There are so many aspects of Greece that I adore. To begin, there’s so much history, power, and beauty in the most humble of places here in Greece. Greece has given so much to the world: Philosophy, democracy, the olympic games, theatre, mythology, and the list goes on. Over the course of 8 weeks, I took two classes on Christianity and Bronze Age Archaeology (both of which were VERY interesting) and overall, they reminded me that history well told is beautiful, useful, and indispensable. Greece has a LOT of history; it’s almost overwhelming. Eight weeks was not enough time to absorb it all. Also, I’m really starting to love the color blue. The blue seas, the blue and white flag, the blue-painted buildings on the Greek Isles.... I’ll always associate blue with Greece’s beauty. Every inch of Greece is beautiful. When I say beautiful, I’m talking jaw-droppingly, awe-inspiring, breathtakingly beautiful. I’ve been to a lot of places, and nowhere was as consistently pretty as Greece. Lastly, Moussaka, saganaki, chicken gyros, souvlaki, and fava have officially become my favorite dishes. Eating at Greek restaurants in Michigan just won’t be enough anymore. Until we meet again, Greece!
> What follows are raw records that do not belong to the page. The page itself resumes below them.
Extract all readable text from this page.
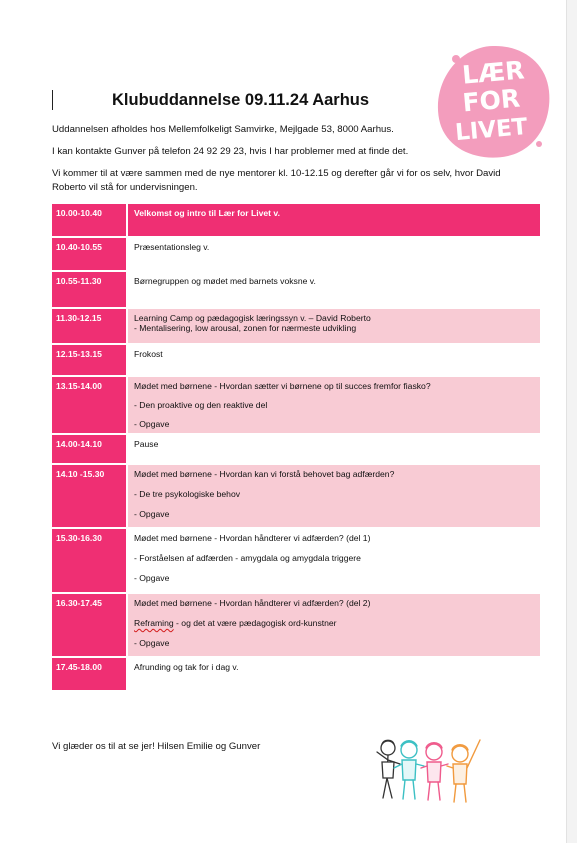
Klubuddannelse 09.11.24 Aarhus
LÆR
FOR
LIVET
Uddannelsen afholdes hos Mellemfolkeligt Samvirke, Mejlgade 53, 8000 Aarhus.
I kan kontakte Gunver på telefon 24 92 29 23, hvis I har problemer med at finde det.
Vi kommer til at være sammen med de nye mentorer kl. 10-12.15 og derefter går vi for os selv, hvor David Roberto vil stå for undervisningen.
10.00-10.40	Velkomst og intro til Lær for Livet v.
10.40-10.55	Præsentationsleg v.
10.55-11.30	Børnegruppen og mødet med barnets voksne v.
11.30-12.15	Learning Camp og pædagogisk læringssyn v. – David Roberto
- Mentalisering, low arousal, zonen for nærmeste udvikling
12.15-13.15	Frokost
13.15-14.00	Mødet med børnene - Hvordan sætter vi børnene op til succes fremfor fiasko?
- Den proaktive og den reaktive del
- Opgave
14.00-14.10	Pause
14.10 -15.30	Mødet med børnene - Hvordan kan vi forstå behovet bag adfærden?
- De tre psykologiske behov
- Opgave
15.30-16.30	Mødet med børnene - Hvordan håndterer vi adfærden? (del 1)
- Forståelsen af adfærden - amygdala og amygdala triggere
- Opgave
16.30-17.45	Mødet med børnene - Hvordan håndterer vi adfærden? (del 2)
Reframing - og det at være pædagogisk ord-kunstner
- Opgave
17.45-18.00	Afrunding og tak for i dag v.
Vi glæder os til at se jer! Hilsen Emilie og Gunver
After spending 8 weeks in Greece without being at least proficient in Greek, I can safely say that English speakers are incredibly privileged. I’m going to be honest with myself and you all: when I first came to Athens, I had this subconscious assumption that people can — and will — speak English with me. I made no effort to learn even a lick of Greek. Since English is a very prevalent language, I didn’t necessarily have to learn Greek, which is true: I could definitely get by without knowing Greek while spending my summer in Greece. In fact, when I was in Fira, Santorini, most of the restaurants, cafes, shops, and bars had signs and menus in English. Fira is a very touristy place that attracts travelers from every part of the world, but it’s interesting how English speakers are the ones they cater to. As English speakers, we don’t have to overcome obstacles to have an enjoyable experience.
However, while it is possible to use only English while traveling, it’s a common misconception that you can travel and expect people to meet you where you are. Sometimes, there won’t be any English speakers around. To add to that, learning other languages opens you up to a new world, allowing you to communicate and thus connect with amazing people of different backgrounds and cultures, build relationships, and create an overall better experience. Also, learning the language of the country you’re visiting shows cultural appreciation and respect while traveling. Since then, I’ve acknowledged and checked my privilege, and I study the Greek language daily (shoutout to Duolingo).